Which part of the book was the most fun to write? Which was the most challenging?

Raef’s first relationship. I loved creating some much needed happiness for him. And it was fun to recall the films and fashions of the day too. The most challenging part was conveying Raef’s psychosis – especially the incident with his sister. That was quite harrowing and took a lot of revisiting and editing.

If you could take one book to a desert island, what would it be and why?

‘To Kill A Mockingbird’ is one of those books I can re-read and still be totally drawn into, so I’d take my copy that I still have from my school days, even though it is close to fifty years old. I love the way the story weaves together the father daughter relationship and the reality of life for Black people in that era. It hit hard.
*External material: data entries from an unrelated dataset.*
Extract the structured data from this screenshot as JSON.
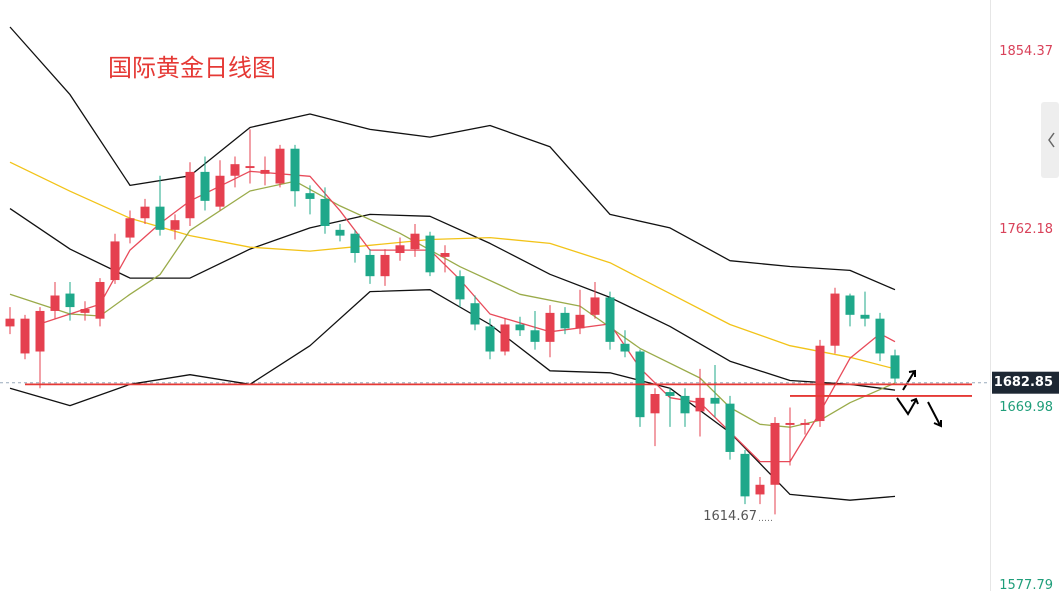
{
  "chart_data": {
    "type": "candlestick",
    "title": "国际黄金日线图",
    "open": [
      1712,
      1698,
      1699,
      1720,
      1729,
      1719,
      1716,
      1736,
      1758,
      1768,
      1774,
      1762,
      1768,
      1792,
      1774,
      1790,
      1794,
      1791,
      1786,
      1804,
      1781,
      1778,
      1762,
      1760,
      1749,
      1738,
      1750,
      1752,
      1759,
      1748,
      1738,
      1724,
      1712,
      1699,
      1713,
      1710,
      1704,
      1719,
      1711,
      1718,
      1727,
      1703,
      1699,
      1667,
      1678,
      1676,
      1668,
      1675,
      1672,
      1646,
      1625,
      1630,
      1661,
      1661,
      1663,
      1702,
      1728,
      1718,
      1716,
      1697
    ],
    "high": [
      1722,
      1718,
      1722,
      1735,
      1735,
      1725,
      1737,
      1760,
      1772,
      1778,
      1790,
      1770,
      1797,
      1800,
      1798,
      1800,
      1814,
      1800,
      1806,
      1806,
      1785,
      1784,
      1765,
      1762,
      1752,
      1752,
      1758,
      1765,
      1761,
      1754,
      1741,
      1728,
      1716,
      1716,
      1717,
      1720,
      1723,
      1722,
      1731,
      1735,
      1730,
      1710,
      1700,
      1680,
      1680,
      1680,
      1690,
      1692,
      1676,
      1648,
      1634,
      1665,
      1670,
      1664,
      1705,
      1732,
      1729,
      1730,
      1719,
      1700
    ],
    "low": [
      1708,
      1695,
      1680,
      1716,
      1715,
      1715,
      1712,
      1734,
      1755,
      1765,
      1759,
      1757,
      1764,
      1772,
      1772,
      1784,
      1786,
      1785,
      1784,
      1774,
      1770,
      1760,
      1756,
      1745,
      1734,
      1733,
      1746,
      1748,
      1738,
      1740,
      1722,
      1710,
      1695,
      1697,
      1707,
      1700,
      1696,
      1708,
      1708,
      1716,
      1700,
      1696,
      1660,
      1650,
      1660,
      1660,
      1655,
      1665,
      1643,
      1620,
      1620,
      1614.67,
      1640,
      1656,
      1660,
      1698,
      1712,
      1712,
      1694,
      1683
    ],
    "close": [
      1716,
      1716,
      1720,
      1728,
      1722,
      1721,
      1735,
      1756,
      1768,
      1774,
      1762,
      1767,
      1792,
      1777,
      1790,
      1796,
      1795,
      1793,
      1804,
      1782,
      1778,
      1764,
      1759,
      1750,
      1738,
      1749,
      1754,
      1760,
      1740,
      1750,
      1726,
      1713,
      1699,
      1713,
      1710,
      1704,
      1719,
      1711,
      1718,
      1727,
      1704,
      1699,
      1665,
      1677,
      1676,
      1667,
      1675,
      1672,
      1647,
      1624,
      1630,
      1662,
      1662,
      1662,
      1702,
      1729,
      1718,
      1716,
      1698,
      1685
    ],
    "up_color": "#e5404f",
    "down_color": "#1fa88a",
    "lines": [
      {
        "color": "#111111",
        "x": [
          0,
          4,
          8,
          12,
          16,
          20,
          24,
          28,
          32,
          36,
          40,
          44,
          48,
          52,
          56,
          59
        ],
        "values": [
          1867,
          1832,
          1785,
          1790,
          1815,
          1822,
          1814,
          1810,
          1816,
          1805,
          1770,
          1763,
          1746,
          1743,
          1741,
          1731
        ]
      },
      {
        "color": "#111111",
        "x": [
          0,
          4,
          8,
          12,
          16,
          20,
          24,
          28,
          32,
          36,
          40,
          44,
          48,
          52,
          56,
          59
        ],
        "values": [
          1773,
          1752,
          1737,
          1737,
          1752,
          1763,
          1770,
          1769,
          1755,
          1739,
          1727,
          1712,
          1694,
          1684,
          1682,
          1679
        ]
      },
      {
        "color": "#111111",
        "x": [
          0,
          4,
          8,
          12,
          16,
          20,
          24,
          28,
          32,
          36,
          40,
          44,
          48,
          52,
          56,
          59
        ],
        "values": [
          1680,
          1671,
          1682,
          1687,
          1682,
          1702,
          1730,
          1731,
          1713,
          1689,
          1688,
          1680,
          1657,
          1625,
          1622,
          1624
        ]
      },
      {
        "color": "#f2c318",
        "x": [
          0,
          4,
          8,
          12,
          16,
          20,
          24,
          28,
          32,
          36,
          40,
          44,
          48,
          52,
          56,
          59
        ],
        "values": [
          1797,
          1782,
          1768,
          1759,
          1753,
          1751,
          1754,
          1757,
          1758,
          1755,
          1745,
          1729,
          1713,
          1702,
          1696,
          1690
        ]
      },
      {
        "color": "#9aab4a",
        "x": [
          0,
          4,
          6,
          8,
          10,
          12,
          16,
          19,
          22,
          26,
          30,
          34,
          38,
          42,
          46,
          48,
          50,
          52,
          54,
          56,
          59
        ],
        "values": [
          1728.6,
          1718.4,
          1717.4,
          1728.6,
          1738.8,
          1761.7,
          1782.1,
          1787.2,
          1774.4,
          1760.2,
          1742.9,
          1728.6,
          1722.5,
          1700.6,
          1685.3,
          1670,
          1661.3,
          1659.8,
          1663.4,
          1672.5,
          1682.7
        ]
      },
      {
        "color": "#e84b5a",
        "x": [
          2,
          4,
          6,
          8,
          10,
          12,
          16,
          20,
          22,
          24,
          28,
          30,
          32,
          36,
          40,
          42,
          44,
          46,
          48,
          50,
          52,
          54,
          56,
          58,
          59
        ],
        "values": [
          1713.3,
          1718.4,
          1723.5,
          1751.5,
          1765.3,
          1777,
          1792.3,
          1789.7,
          1771.9,
          1751.5,
          1751.5,
          1736.2,
          1718.4,
          1709.2,
          1713.3,
          1690.4,
          1675.1,
          1672.5,
          1657.3,
          1642,
          1642,
          1667.5,
          1695.5,
          1708.2,
          1704.1
        ]
      }
    ],
    "levels": [
      {
        "value": 1682,
        "color": "#e53935"
      },
      {
        "value": 1676,
        "color": "#e53935"
      }
    ],
    "last_price": 1682.85,
    "ylim": [
      1575,
      1881
    ],
    "yticks": [
      1854.37,
      1762.18,
      1669.98,
      1577.79
    ],
    "ytick_colors": [
      "#d9425a",
      "#d9425a",
      "#1f9e7a",
      "#1f9e7a"
    ]
  }
}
Where is your favourite place to write?

My ideal place to write would be on my sister’s verandah in Grenada, overlooking the lush green hills. My reality is that I usually write in my kitchen so that I’m close to the kettle and can make lots of tea. But I do have photographs of beautiful locations I’ve travelled to hanging on the wall to look at.

If you hadn’t been a writer, what would you be doing now? Where would you be?

For me, currently, that’s the other way around. I’m a SEN teacher now, but even when I was a fashion journalist and stylist, and then a foster carer, all I wanted was to find more time to just write. Writing full time would be the perfect life.